Willy meldete sich schon nach einer Viertelstunde: „Sie heißt Helga Schmied-Steinfeld, Krefeld, Luisenstraße 28. Eine hübsche Frau?“

„In den Augen eines Mitte Fünfzigjährigen allemal.“

„Dann müsstest du erst einmal deine Nachfolgerin kennenlernen.“

„Gibt dir keine Mühe, Willy. Ich bin und bleibe ein freier Mensch. Helga Schmied-Steinfeld, Krefeld, Luisenstraße 28“, wiederholte er laut.

„Genau. Kennst du Krefeld?“

„Nein.“

„Das Seidenmuseum liegt da ganz in der Nähe.“

„Danke, und grüße meine hübsche Nachfolgerin von mir.“ Frauen rückten ja mittlerweile in alle Positionen vor. Wenn es Feuerwehrfrauen gab, warum dann nicht auch weibliche Brandsachverständige?

Das nachdrücklich und an mehreren „kritischen“ Stellen befragte Internet verriet ihm schließlich, dass er in der Hattinger Feldstraße nur bei einer Della Klavierunterricht bekommen konnte. Della Korbey stellte sich auch ein, und Joko gefiel ihre Stimme auf Anhieb.

„Guten Abend“, sagte er höflich, „mein Name ist Bernd Jokisch, aber seit meiner Schulzeit nennt man mich nur Joko. Ich war vor dem Abitur mit ihrer Nachbarin und Freundin Helga Schmied, spätere Schmied-Steinfeld befreundet. Vielleicht hat sie meinen Namen mal erwähnt?“

„Vielleicht. Und was wollen Sie von mir?“

„Von Ihnen würde ich nur gerne hören, warum Helga von Hattingen nach Krefeld verzogen ist, und warum Sie sich mit ihr in Xanten treffen.“

„Da können Sie lange warten.“ Und – rums – hatte sie aufgelegt. Na ja, nicht jeder Versuch glückte.

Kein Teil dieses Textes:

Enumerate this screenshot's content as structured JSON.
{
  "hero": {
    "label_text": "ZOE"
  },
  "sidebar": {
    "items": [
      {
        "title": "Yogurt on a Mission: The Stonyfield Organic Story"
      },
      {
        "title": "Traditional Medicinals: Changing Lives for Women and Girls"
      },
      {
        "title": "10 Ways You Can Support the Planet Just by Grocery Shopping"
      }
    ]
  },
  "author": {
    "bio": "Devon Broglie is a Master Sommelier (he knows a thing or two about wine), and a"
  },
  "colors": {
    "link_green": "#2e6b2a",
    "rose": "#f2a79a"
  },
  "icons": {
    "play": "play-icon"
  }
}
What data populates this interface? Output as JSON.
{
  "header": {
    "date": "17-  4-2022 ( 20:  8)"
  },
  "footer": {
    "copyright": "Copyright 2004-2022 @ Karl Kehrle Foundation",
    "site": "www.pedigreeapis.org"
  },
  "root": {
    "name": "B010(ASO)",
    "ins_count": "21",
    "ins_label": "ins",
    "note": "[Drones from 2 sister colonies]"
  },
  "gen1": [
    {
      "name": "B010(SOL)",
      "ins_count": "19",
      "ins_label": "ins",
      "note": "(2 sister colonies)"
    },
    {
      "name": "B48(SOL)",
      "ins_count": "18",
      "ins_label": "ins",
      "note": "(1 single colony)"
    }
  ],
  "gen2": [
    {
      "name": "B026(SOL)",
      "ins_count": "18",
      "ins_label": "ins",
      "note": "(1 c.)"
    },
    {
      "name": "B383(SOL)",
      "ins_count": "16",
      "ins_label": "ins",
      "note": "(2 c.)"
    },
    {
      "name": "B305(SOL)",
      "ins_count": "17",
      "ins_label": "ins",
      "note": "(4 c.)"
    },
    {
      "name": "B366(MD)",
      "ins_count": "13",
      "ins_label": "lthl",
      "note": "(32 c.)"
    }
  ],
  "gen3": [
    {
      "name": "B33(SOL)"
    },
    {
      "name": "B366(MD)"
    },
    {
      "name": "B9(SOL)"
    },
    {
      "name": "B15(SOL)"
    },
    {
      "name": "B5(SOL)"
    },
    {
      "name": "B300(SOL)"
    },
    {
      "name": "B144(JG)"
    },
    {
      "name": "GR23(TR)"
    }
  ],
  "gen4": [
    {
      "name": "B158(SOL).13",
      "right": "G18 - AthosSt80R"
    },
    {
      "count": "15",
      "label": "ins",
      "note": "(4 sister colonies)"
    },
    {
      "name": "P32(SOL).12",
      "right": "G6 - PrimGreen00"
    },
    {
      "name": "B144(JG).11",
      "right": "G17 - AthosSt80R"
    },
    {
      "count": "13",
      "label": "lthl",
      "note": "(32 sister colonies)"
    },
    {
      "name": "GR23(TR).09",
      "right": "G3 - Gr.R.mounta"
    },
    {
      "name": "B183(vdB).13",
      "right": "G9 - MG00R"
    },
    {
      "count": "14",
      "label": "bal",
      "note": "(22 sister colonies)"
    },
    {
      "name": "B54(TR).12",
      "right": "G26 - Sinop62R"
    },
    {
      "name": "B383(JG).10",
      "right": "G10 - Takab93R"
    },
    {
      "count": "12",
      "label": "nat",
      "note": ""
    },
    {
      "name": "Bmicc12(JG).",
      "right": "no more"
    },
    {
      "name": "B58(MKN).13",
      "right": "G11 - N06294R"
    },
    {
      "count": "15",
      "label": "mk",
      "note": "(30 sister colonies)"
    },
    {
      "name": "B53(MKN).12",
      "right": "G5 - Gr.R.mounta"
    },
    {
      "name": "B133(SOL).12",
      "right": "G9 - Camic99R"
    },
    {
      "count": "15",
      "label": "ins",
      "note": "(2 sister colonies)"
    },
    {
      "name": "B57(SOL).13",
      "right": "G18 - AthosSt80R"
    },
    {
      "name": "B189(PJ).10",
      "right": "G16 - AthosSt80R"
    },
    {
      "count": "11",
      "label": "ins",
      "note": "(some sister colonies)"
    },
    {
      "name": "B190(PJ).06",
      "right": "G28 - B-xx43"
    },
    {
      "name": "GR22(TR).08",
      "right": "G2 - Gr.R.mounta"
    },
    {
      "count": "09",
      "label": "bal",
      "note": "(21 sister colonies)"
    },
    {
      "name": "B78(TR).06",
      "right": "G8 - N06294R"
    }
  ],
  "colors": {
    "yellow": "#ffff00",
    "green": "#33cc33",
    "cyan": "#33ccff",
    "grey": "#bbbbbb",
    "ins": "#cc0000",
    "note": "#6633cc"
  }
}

In der Nacht wurde er brutal aus dem Schlaf gerissen. Eine Horde Verrückter stürmte gewaltsam sein Haus, schlug die Haustür mit einem Beil oder einer Axt ein. In allen Parterre-Zimmern klirrten zerbrechende Fensterscheiben, seine Schlafzimmertür wurde aufgebrochen und danach tobte eine Horde schwarz vermummter Helmträger in das Zimmer und brüllte „Polizei“ oder so ähnlich. Joko war übel vor Schreck, sein Herz raste und in seinem Kopf dröhnte ein Dampfhammer. Er kam nur mit letzter Kraft aus dem Bett auf die Füße, aber dann reichte die Luft doch noch aus, die Männer anzubrüllen: „Seid ihr Arschlöcher vom Affen gebissen?“

Ein junger Mann in einem dunklen Trainingsanzug kam in das Zimmer gestürmt und baute sich vor Joko auf, versuchte ihn in das Bett zurück zu schubsen: „Halt’s Maul, Opa und setzt dich!“ Er konnte nicht wissen, dass er drei Fehler gleichzeitig beging, nämlich den Rentner Bernd Jokisch anzufassen, zu duzen und nicht daran zu denken, dass auch ein alter, gereizter Mann sich wehren konnte und wollte. Joko riss das Knie hoch und traf den forschen Flegel genau da, wo es zwischen den Beinen sehr schmerzen kann. Trainingsanzug ging brüllend zu Boden und krümmte sich schreiend und wimmerte, worauf die Horde auf Joko einzuschlagen und einzutreten begann. Der glaubte schon, sein letztes Stündlein sei nahe, als die Tür noch einmal gegen die Wand knallte, das Deckenlicht angeknipst wurde und ein Frau mit vor Wut überschnappender Stimme brüllte: „Aufhören, ihr Schwachköpfe!“ Die Prügel und Schläge hörten sofort auf, dafür breiteten sich kaum erträgliche Schmerzen über seinen ganzen Körper aus. Joko ließ sich erleichtert in die Schwärze fallen, die ihn jetzt umgab. Die Frau telefonierte laut und heftig, bestellt einen Notarztwagen. Sie machte es sehr dringend und Joko wehrte sich nicht länger gegen die Ohnmacht, die ihn überfiel.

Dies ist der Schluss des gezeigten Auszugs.